For a long time, society has seemingly held a "purified" moral expectation of philanthropic work, presuming that those in the sector should be "selflessly dedicated" and, at the very least, not associated with "high salaries." This perception stems from a simplistic understanding and expectation of the essence of philanthropy, often overlooking the professionalism and complexity inherent in modern charitable work. It is crucial to recognize that modern philanthropy is far more complex than a simple act of "showing love"; it constitutes a highly specialized and intricate system. From diverse fundraising and sustainable organizational operations to optimizing internal management efficiency, and from project implementation to impact evaluation and iterative improvements, every single link relies on a foundation of professional expertise.

The healthy development of the philanthropic sector, for both organizational managers and project executors, is fundamentally dependent on professional competence.

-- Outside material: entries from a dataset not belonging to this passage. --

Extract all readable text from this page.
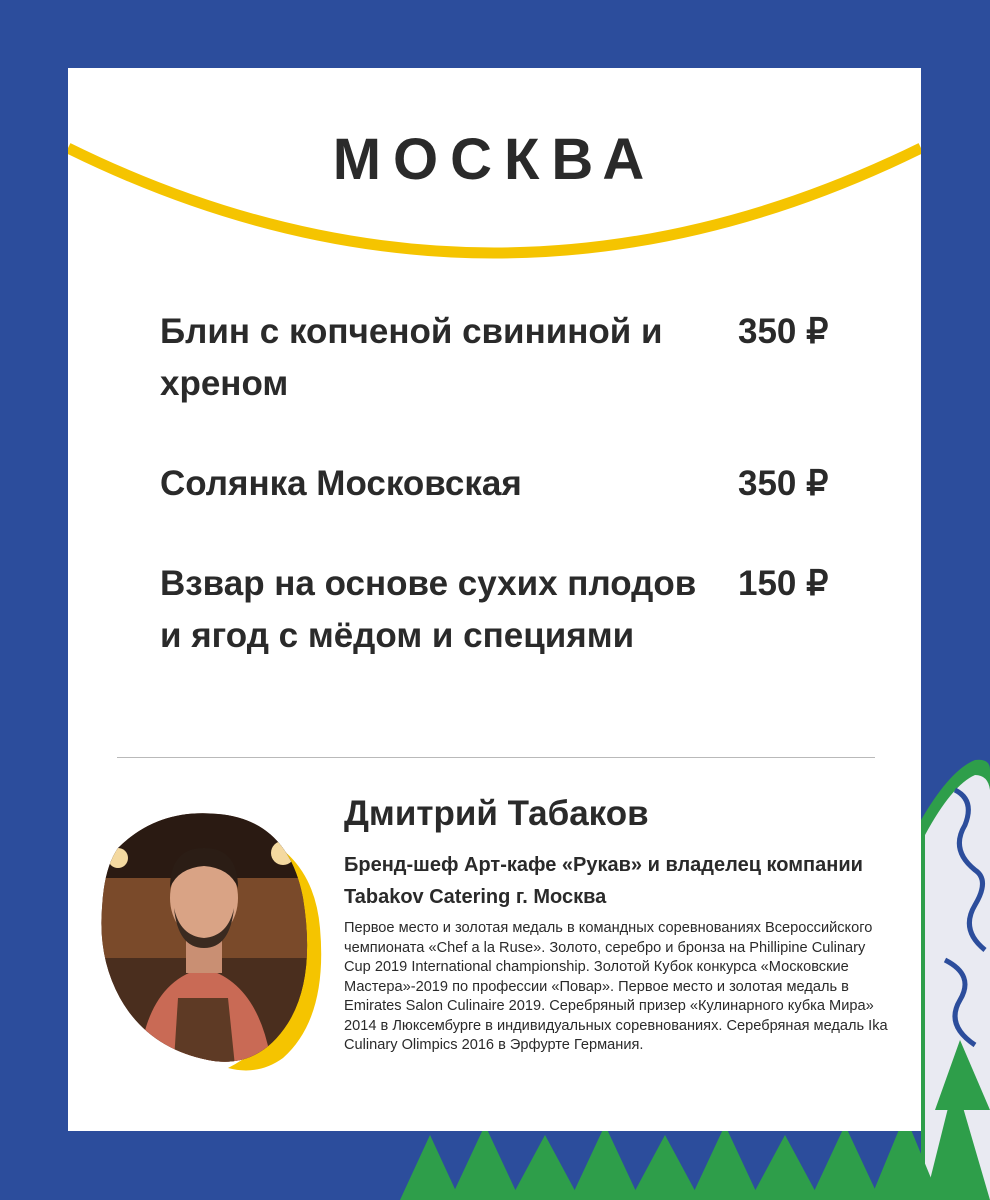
МОСКВА
Блин с копченой свининой и хреном
350 ₽
Солянка Московская	350 ₽
Взвар на основе сухих плодов и ягод с мёдом и специями
150 ₽
Дмитрий Табаков
Бренд-шеф Арт-кафе «Рукав» и владелец компании Tabakov Catering г. Москва
Первое место и золотая медаль в командных соревнованиях Всероссийского чемпионата «Chef a la Ruse». Золото, серебро и бронза на Phillipine Culinary Cup 2019 International championship. Золотой Кубок конкурса «Московские Мастера»-2019 по профессии «Повар». Первое место и золотая медаль в Emirates Salon Culinaire 2019. Серебряный призер «Кулинарного кубка Мира» 2014 в Люксембурге в индивидуальных соревнованиях. Серебряная медаль Ika Culinary Olimpics 2016 в Эрфурте Германия.
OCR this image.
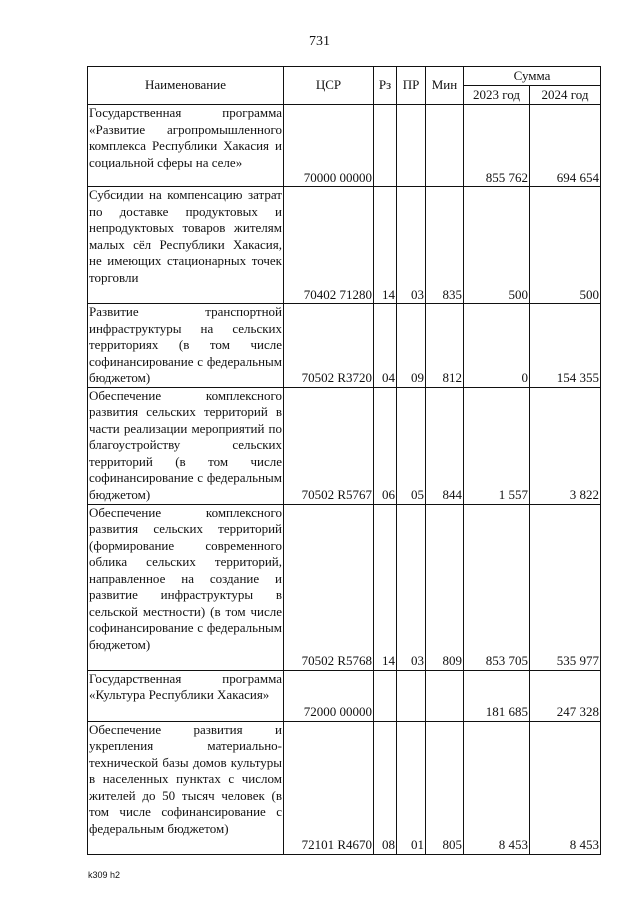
731
Наименование	ЦСР	Рз	ПР	Мин	Сумма	
					2023 год	2024 год
Государственная программа «Развитие агропромышленного комплекса Республики Хакасия и социальной сферы на селе»	70000 00000				855 762	694 654
Субсидии на компенсацию затрат по доставке продуктовых и непродуктовых товаров жителям малых сёл Республики Хакасия, не имеющих стационарных точек торговли	70402 71280	14	03	835	500	500
Развитие транспортной инфраструктуры на сельских территориях (в том числе софинансирование с федеральным бюджетом)	70502 R3720	04	09	812	0	154 355
Обеспечение комплексного развития сельских территорий в части реализации мероприятий по благоустройству сельских территорий (в том числе софинансирование с федеральным бюджетом)	70502 R5767	06	05	844	1 557	3 822
Обеспечение комплексного развития сельских территорий (формирование современного облика сельских территорий, направленное на создание и развитие инфраструктуры в сельской местности) (в том числе софинансирование с федеральным бюджетом)	70502 R5768	14	03	809	853 705	535 977
Государственная программа «Культура Республики Хакасия»	72000 00000				181 685	247 328
Обеспечение развития и укрепления материально-технической базы домов культуры в населенных пунктах с числом жителей до 50 тысяч человек (в том числе софинансирование с федеральным бюджетом)	72101 R4670	08	01	805	8 453	8 453
k309 h2
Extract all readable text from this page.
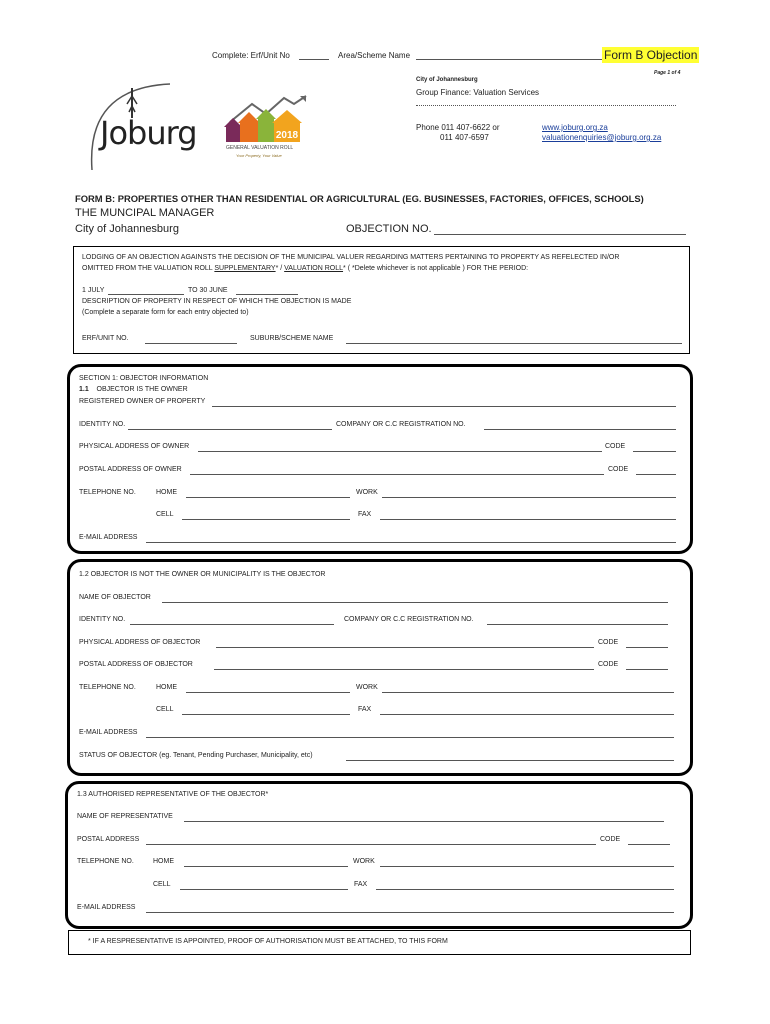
Complete: Erf/Unit No	Area/Scheme Name	Form B Objection
Page 1 of 4
Joburg	2018
GENERAL VALUATION ROLL
Your Property, Your Value
City of Johannesburg
Group Finance: Valuation Services
Phone 011 407-6622 or
011 407-6597
www.joburg.org.za
valuationenquiries@joburg.org.za
FORM B: PROPERTIES OTHER THAN RESIDENTIAL OR AGRICULTURAL (EG. BUSINESSES, FACTORIES, OFFICES, SCHOOLS)
THE MUNCIPAL MANAGER
City of Johannesburg	OBJECTION NO.
LODGING OF AN OBJECTION AGAINSTS THE DECISION OF THE MUNICIPAL VALUER REGARDING MATTERS PERTAINING TO PROPERTY AS REFELECTED IN/OR
OMITTED FROM THE VALUATION ROLL SUPPLEMENTARY* / VALUATION ROLL* ( *Delete whichever is not applicable ) FOR THE PERIOD:
1 JULY	TO 30 JUNE
DESCRIPTION OF PROPERTY IN RESPECT OF WHICH THE OBJECTION IS MADE
(Complete a separate form for each entry objected to)
ERF/UNIT NO.	SUBURB/SCHEME NAME
SECTION 1: OBJECTOR INFORMATION
1.1 OBJECTOR IS THE OWNER
REGISTERED OWNER OF PROPERTY
IDENTITY NO.	COMPANY OR C.C REGISTRATION NO.
PHYSICAL ADDRESS OF OWNER	CODE
POSTAL ADDRESS OF OWNER	CODE
TELEPHONE NO.	HOME	WORK
CELL	FAX
E-MAIL ADDRESS
1.2 OBJECTOR IS NOT THE OWNER OR MUNICIPALITY IS THE OBJECTOR
NAME OF OBJECTOR
IDENTITY NO.	COMPANY OR C.C REGISTRATION NO.
PHYSICAL ADDRESS OF OBJECTOR	CODE
POSTAL ADDRESS OF OBJECTOR	CODE
TELEPHONE NO.	HOME	WORK
CELL	FAX
E-MAIL ADDRESS
STATUS OF OBJECTOR (eg. Tenant, Pending Purchaser, Municipality, etc)
1.3 AUTHORISED REPRESENTATIVE OF THE OBJECTOR*
NAME OF REPRESENTATIVE
POSTAL ADDRESS	CODE
TELEPHONE NO.	HOME	WORK
CELL	FAX
E-MAIL ADDRESS
* IF A RESPRESENTATIVE IS APPOINTED, PROOF OF AUTHORISATION MUST BE ATTACHED, TO THIS FORM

Consequently, without a compensation system that is competitive in the market, the sector inevitably faces talent drain in an environment of market-driven labor mobility, which in turn threatens its overall development. Admittedly, a passion for the cause is indispensable for working in philanthropy, and a "high salary" should not be the sole motivation for engaging in this work.

However, while philanthropy needs to be driven by compassion, it cannot rely solely on "passion as fuel" for its long-term sustainability. Furthermore, although passion may be "priceless," professional skills inherently carry a market valuation. In short, the healthy operation of philanthropic organizations relies on the management and control of professional teams; relying merely on fervent passion and goodwill is insufficient. The recruitment and effective utilization of professional talent necessarily requires compensation packages that are aligned with market standards.

Of course, advocating for a rational perspective on "high salaries" does not mean arguing that the philanthropic sector must become a "high-paying industry." Instead, it is a call for society to adopt a more pragmatic, market-oriented viewpoint and to be accepting of reasonable compensation for talent within philanthropy. Taking Chen Xingjia's case as an example, whether a 700,000 yuan salary is high or low must be judged within its specific context. For instance, the Heng Hui Public Welfare Foundation's 2024 annual report shows that management expenses, including salary costs, accounted for only 5.3% of total expenditures. Referencing regulations issued by the Ministry of Civil Affairs and other departments, which stipulate that annual management expenses for foundations with public fundraising qualifications should not exceed 10% of that year's total expenditures, a 5.3% ratio falls within a reasonable range.

In fact, many successful philanthropic organizations and projects observed in recent years owe their success directly to the professional competence of their teams. Behind this success, including staff compensation standards, market-oriented operational mechanisms are at play. Therefore, there is no need to be alarmed by the notion of "high salaries" in the philanthropic sector. Over a decade ago, scholar Zi Zhongyun pointed out that Chinese society still holds significant misconceptions about modern philanthropy, indicating a need for public enlightenment. Both the government and the general public should shift their perspectives and foster a correct understanding of modern charitable work.

This recent controversy demonstrates that the journey toward modern philanthropic enlightenment in our society remains long and challenging. Naturally, this also requires philanthropic organizations to consciously enhance their operational transparency and maintain positive interaction with society, thereby creating better conditions for people to understand and trust philanthropic endeavors. This, in itself, is an inherent requirement for building a healthy ecosystem for social philanthropy.